Can all the good vibes in the world empower my beloved friends, Ally and Keaton, who are working the storm shelters as I type this?
I picture Tampa Bay as baby Harry Potter, the storm approaching like Voldemort. Can our collective love form an improbable plot armor and shield my former home from the hurricane-who-must-not-be-named’s wrath?
When Hurricane Irma showed her ugly head and scared Eckerd into full evacuation mode in 2017, I reached out to friends in Pennsylvania and asked them to hold my college in the light.
I’ve written before about my softcore Quaker attitude, but one of the facets of Quakerism that survived my 13-year trial period is the concept of holding someone in the light. It’s a spiritual action, akin to manifesting vibes, or giving someone at the tailgate your last beer.
There’s something about that action verb—to hold—that really gets me. It’s an effort of support, or attachment.
Like holding a baby for the first time. Or holding someone’s hand.
Or the 1962 Smokey Robinson classic, “You’ve Really Got a Hold on Me.”
There’s a potency in the term holding in the light that thoughts and prayers lacks. Maybe it’s the poetic, non-denominational phrasing. The “light” seems palatable and inviting in a way that prayer is not.
Not everyone knows how to pray. And as I watch those who refuse to evacuate, some people (I suspect) don’t know how to think. But everyone knows how ‘light’ feels.
Whether that be sunlight. Or strobe lights at a concert. Pyrotechnics, fireworks. The glow of a hot oven on Thanksgiving. A crackling campfire. A roaring fireplace on a cold winter’s eve. Maybe it’s my retro lava lamp, or the IKEA donut light—both of which I cherish.
Looking back, I’ve felt embarrassed about asking my friends to hold my community in the light during Irma. Why was I so dramatic? For years, I couldn’t shake the feeling that I’d been a burden, soliciting them to spend limited spiritual capital on a storm whose worst damage to Eckerd was blowing over a palm tree.
But now, looking at Milty and his potential devastation, I can’t help but wander toward that same foregone conclusion. Everything I love about my former home could be destroyed overnight. So, once again, I’m drawn to the light.
They say there’s no atheists in foxholes. I believe that once Milton gets his mittens on Florida, no one in his wake will deny a little light-holding.
So, I ask you, if you have the spiritual currency to spare, to hold Tampa in the light. And hold St. Petersburg in the light. And hold Eckerd College, and my parents’ house, and the homes of all my friends—in the light.

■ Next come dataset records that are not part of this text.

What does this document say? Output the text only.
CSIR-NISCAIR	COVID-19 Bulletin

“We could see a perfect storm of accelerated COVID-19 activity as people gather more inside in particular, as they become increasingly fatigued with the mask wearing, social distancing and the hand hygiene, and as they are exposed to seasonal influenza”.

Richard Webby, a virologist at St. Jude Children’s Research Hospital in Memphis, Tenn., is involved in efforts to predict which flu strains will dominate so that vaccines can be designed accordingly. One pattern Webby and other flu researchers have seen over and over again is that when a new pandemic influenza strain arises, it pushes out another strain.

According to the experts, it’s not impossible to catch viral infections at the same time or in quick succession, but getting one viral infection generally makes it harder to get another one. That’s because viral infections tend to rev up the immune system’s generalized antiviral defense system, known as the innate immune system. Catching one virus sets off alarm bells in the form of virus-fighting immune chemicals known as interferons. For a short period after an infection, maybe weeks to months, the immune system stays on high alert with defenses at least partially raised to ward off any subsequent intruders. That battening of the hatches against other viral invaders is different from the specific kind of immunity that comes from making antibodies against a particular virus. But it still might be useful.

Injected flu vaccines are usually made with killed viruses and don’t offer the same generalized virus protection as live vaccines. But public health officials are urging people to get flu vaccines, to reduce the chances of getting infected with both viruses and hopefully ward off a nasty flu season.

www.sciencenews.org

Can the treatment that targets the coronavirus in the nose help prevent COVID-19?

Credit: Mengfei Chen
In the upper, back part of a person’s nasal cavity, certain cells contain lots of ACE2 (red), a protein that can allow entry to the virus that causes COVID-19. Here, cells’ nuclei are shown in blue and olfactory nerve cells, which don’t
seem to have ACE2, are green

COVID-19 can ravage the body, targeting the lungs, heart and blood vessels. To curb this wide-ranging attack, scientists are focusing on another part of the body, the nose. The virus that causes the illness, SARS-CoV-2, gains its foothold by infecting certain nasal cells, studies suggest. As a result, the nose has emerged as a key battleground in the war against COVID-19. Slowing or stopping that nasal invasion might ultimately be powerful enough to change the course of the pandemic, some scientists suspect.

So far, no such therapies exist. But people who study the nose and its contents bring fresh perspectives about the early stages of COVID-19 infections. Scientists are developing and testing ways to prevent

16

Hold in the light that Spanish professor who gave me an unwarranted C freshman year, and the blockhead alcoholics who lived down the hall. Hold in the light the fucked-up roosters outside Wawa on Route 19, and the guys telling jokes for change outside 7/11 on 34th, and the tramcar operators in Ybor, and the cancer center in Tampa, and the shitty drivers on I-4, and the pubcoons at Eckerd, and the manatees, and Skyway Jack’s, and—
and, and, and
And, y’know what? Hold in the light that piece of cooking grease cosplaying as governor, because, as much as I’ve loathed his every action since 2018, I’d like nothing more than for his response to Milton to be an unequivocal success in protecting my former home.
And hopefully, by tomorrow, I will feel embarrassed to have asked. Just as I was after Irma sneezed on me seven years ago.
I lived in Los Angeles for two years, but Los Angeles is not my home. I haven’t lived in Pennsylvania for 9 years, but it will always be my home.
Florida, however, is something different altogether. The “other Bay Area” will forever my home away from home. It’s where I became a writer, where I stumbled into adulthood, Yuengling in hand, and discovered who I want to be in life.
St. Petersburg will always hold a special place in my heart, whether it’s the micro-city I discovered in 2015, or the post-COVID patchwork I departed in 2022, or the flat, barren beach from gulf to bay that Milton could make it.
Let’s just hope it doesn’t come to that.